Der Ausschluss der Straffreiheit nach Satz 1 Nummer 1 Buchstabe a und c hindert nicht die Abgabe einer Berichtigung nach Absatz 1 für die nicht unter Satz 1 Nummer 1 Buchstabe a und c fallenden Steuerstraftaten einer Steuerart.

(2a) Soweit die Steuerhinterziehung durch Verletzung der Pflicht zur rechtzeitigen Abgabe einer vollständigen und richtigen Umsatzsteuervoranmeldung oder Lohnsteueranmeldung begangen worden ist, tritt Straffreiheit abweichend von den Absätzen 1 und 2 Satz 1 Nummer 3 bei Selbstanzeigen in dem Umfang ein, in dem der Täter gegenüber der zuständigen Finanzbehörde die unrichtigen Angaben berichtigt, die unvollständigen Angaben ergänzt oder die unterlassenen Angaben nachholt.

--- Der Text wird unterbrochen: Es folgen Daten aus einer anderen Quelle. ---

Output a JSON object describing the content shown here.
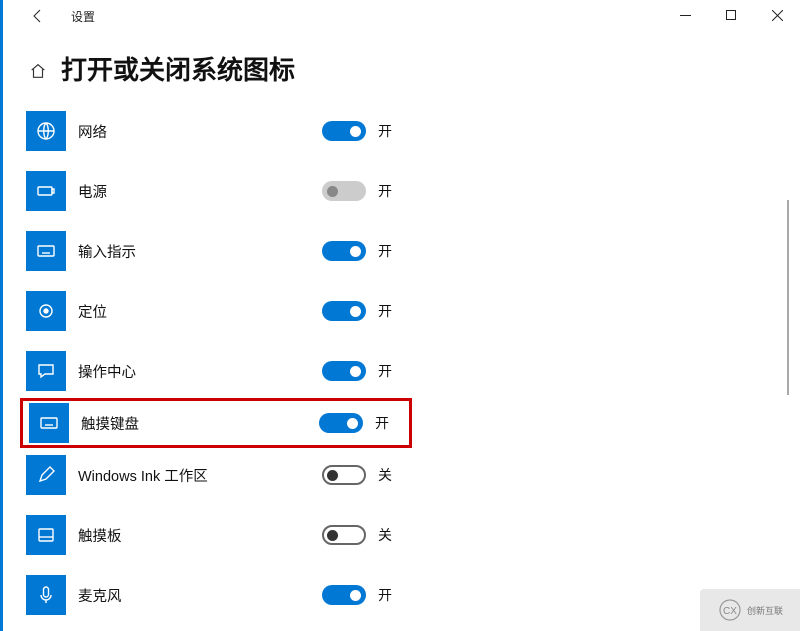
{
  "app": {
    "title": "设置"
  },
  "page": {
    "title": "打开或关闭系统图标"
  },
  "toggleText": {
    "on": "开",
    "off": "关"
  },
  "items": [
    {
      "id": "network",
      "label": "网络",
      "icon": "globe",
      "state": "on"
    },
    {
      "id": "power",
      "label": "电源",
      "icon": "battery",
      "state": "disabled"
    },
    {
      "id": "ime",
      "label": "输入指示",
      "icon": "keyboard",
      "state": "on"
    },
    {
      "id": "location",
      "label": "定位",
      "icon": "target",
      "state": "on"
    },
    {
      "id": "action",
      "label": "操作中心",
      "icon": "message",
      "state": "on"
    },
    {
      "id": "touchkb",
      "label": "触摸键盘",
      "icon": "keyboard",
      "state": "on",
      "highlight": true
    },
    {
      "id": "ink",
      "label": "Windows Ink 工作区",
      "icon": "pen",
      "state": "off"
    },
    {
      "id": "touchpad",
      "label": "触摸板",
      "icon": "touchpad",
      "state": "off"
    },
    {
      "id": "mic",
      "label": "麦克风",
      "icon": "mic",
      "state": "on"
    }
  ],
  "watermark": "创新互联"
}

Absatz 2 Satz 1 Nummer 2 gilt nicht, wenn die Entdeckung der Tat darauf beruht, dass eine Umsatzsteuervoranmeldung oder Lohnsteueranmeldung nachgeholt oder berichtigt wurde. Die Sätze 1 und 2 gelten nicht für Steueranmeldungen, die sich auf das Kalenderjahr beziehen. Für die Vollständigkeit der Selbstanzeige hinsichtlich einer auf das Kalenderjahr bezogenen Steueranmeldung ist die Berichtigung, Ergänzung oder Nachholung der Voranmeldungen, die dem Kalenderjahr nachfolgende Zeiträume betreffen, nicht erforderlich.

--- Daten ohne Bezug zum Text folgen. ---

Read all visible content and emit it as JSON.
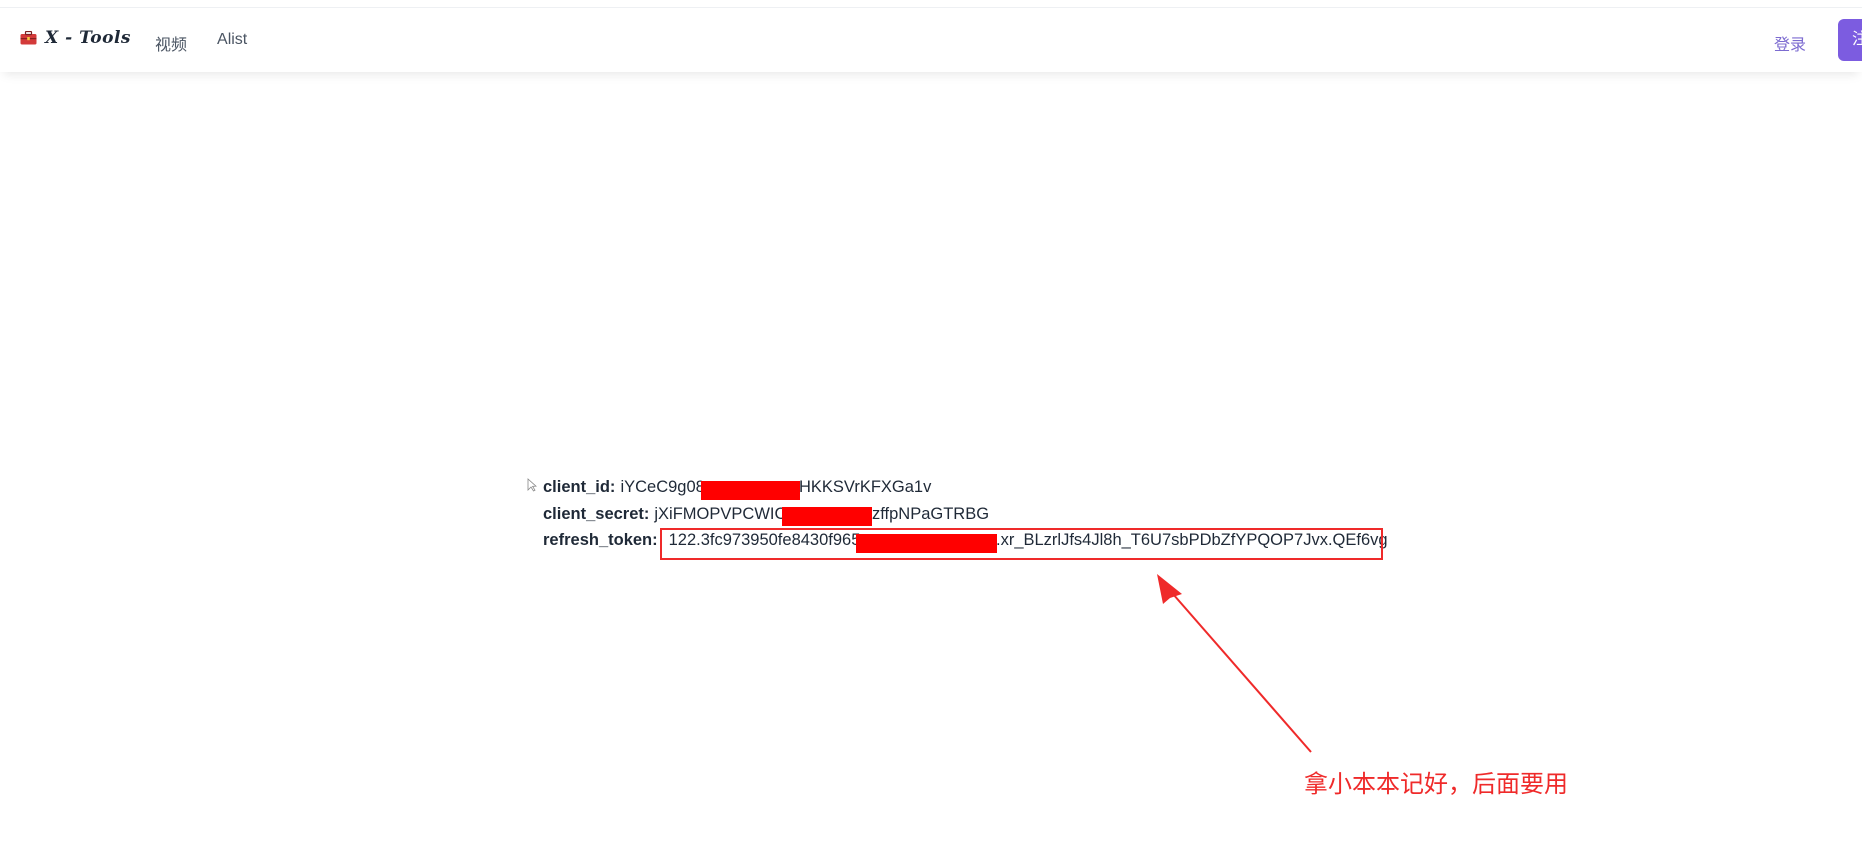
{
  "navbar": {
    "brand": "X - Tools",
    "brand_icon": "toolbox-icon",
    "links": [
      "视频",
      "Alist"
    ],
    "login": "登录",
    "register": "注"
  },
  "credentials": [
    {
      "key": "client_id:",
      "value_pre": "iYCeC9g08",
      "value_post": "HKKSVrKFXGa1v"
    },
    {
      "key": "client_secret:",
      "value_pre": "jXiFMOPVPCWIC",
      "value_post": "zffpNPaGTRBG"
    },
    {
      "key": "refresh_token:",
      "value_pre": "122.3fc973950fe8430f965",
      "value_post": ".xr_BLzrlJfs4Jl8h_T6U7sbPDbZfYPQOP7Jvx.QEf6vg"
    }
  ],
  "annotation": {
    "text": "拿小本本记好，后面要用",
    "color": "#ef2a2a"
  },
  "colors": {
    "accent": "#7c5ce0",
    "redaction": "#ff0000"
  }
}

(3) Sind Steuerverkürzungen bereits eingetreten oder Steuervorteile erlangt, so tritt für den an der Tat Beteiligten Straffreiheit nur ein, wenn er die aus der Tat zu seinen Gunsten hinterzogenen Steuern, die Hinterziehungszinsen nach § 235 und die Zinsen nach § 233a, soweit sie auf die Hinterziehungszinsen nach § 235 Absatz 4 angerechnet werden, sowie die Verzugszinsen nach Artikel 114 des Zollkodex der Union innerhalb der ihm bestimmten angemessenen Frist entrichtet. In den Fällen des Absatzes 2a Satz 1 gilt Satz 1 mit der Maßgabe, dass die fristgerechte Entrichtung von Zinsen nach § 233a oder § 235 unerheblich ist.

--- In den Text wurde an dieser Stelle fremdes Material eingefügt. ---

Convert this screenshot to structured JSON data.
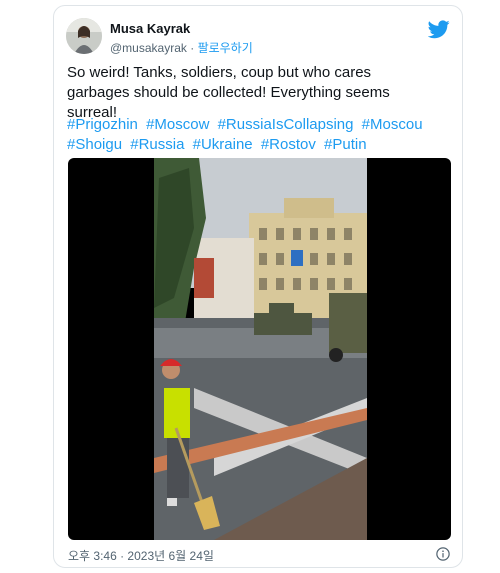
{
  "tweet": {
    "author_name": "Musa Kayrak",
    "handle": "@musakayrak",
    "separator": "·",
    "follow_label": "팔로우하기",
    "text": "So weird! Tanks, soldiers, coup but who cares garbages should be collected! Everything seems surreal!",
    "hashtags": [
      "#Prigozhin",
      "#Moscow",
      "#RussiaIsCollapsing",
      "#Moscou",
      "#Shoigu",
      "#Russia",
      "#Ukraine",
      "#Rostov",
      "#Putin"
    ],
    "timestamp": "오후 3:46 · 2023년 6월 24일"
  },
  "icons": {
    "brand": "twitter-bird-icon",
    "info": "info-icon"
  },
  "colors": {
    "link": "#1d9bf0",
    "text": "#0f1419",
    "muted": "#536471",
    "vest": "#c8e000",
    "cap": "#d62a2a"
  }
}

(4) Wird die in § 153 vorgesehene Anzeige rechtzeitig und ordnungsmäßig erstattet, so wird ein Dritter, der die in § 153 bezeichneten Erklärungen abzugeben unterlassen oder unrichtig oder unvollständig abgegeben hat, strafrechtlich nicht verfolgt, es sei denn, dass ihm oder seinem Vertreter vorher die Einleitung eines Straf- oder Bußgeldverfahrens wegen der Tat bekannt gegeben worden ist. Hat der Dritte zum eigenen Vorteil gehandelt, so gilt Absatz 3 entsprechend.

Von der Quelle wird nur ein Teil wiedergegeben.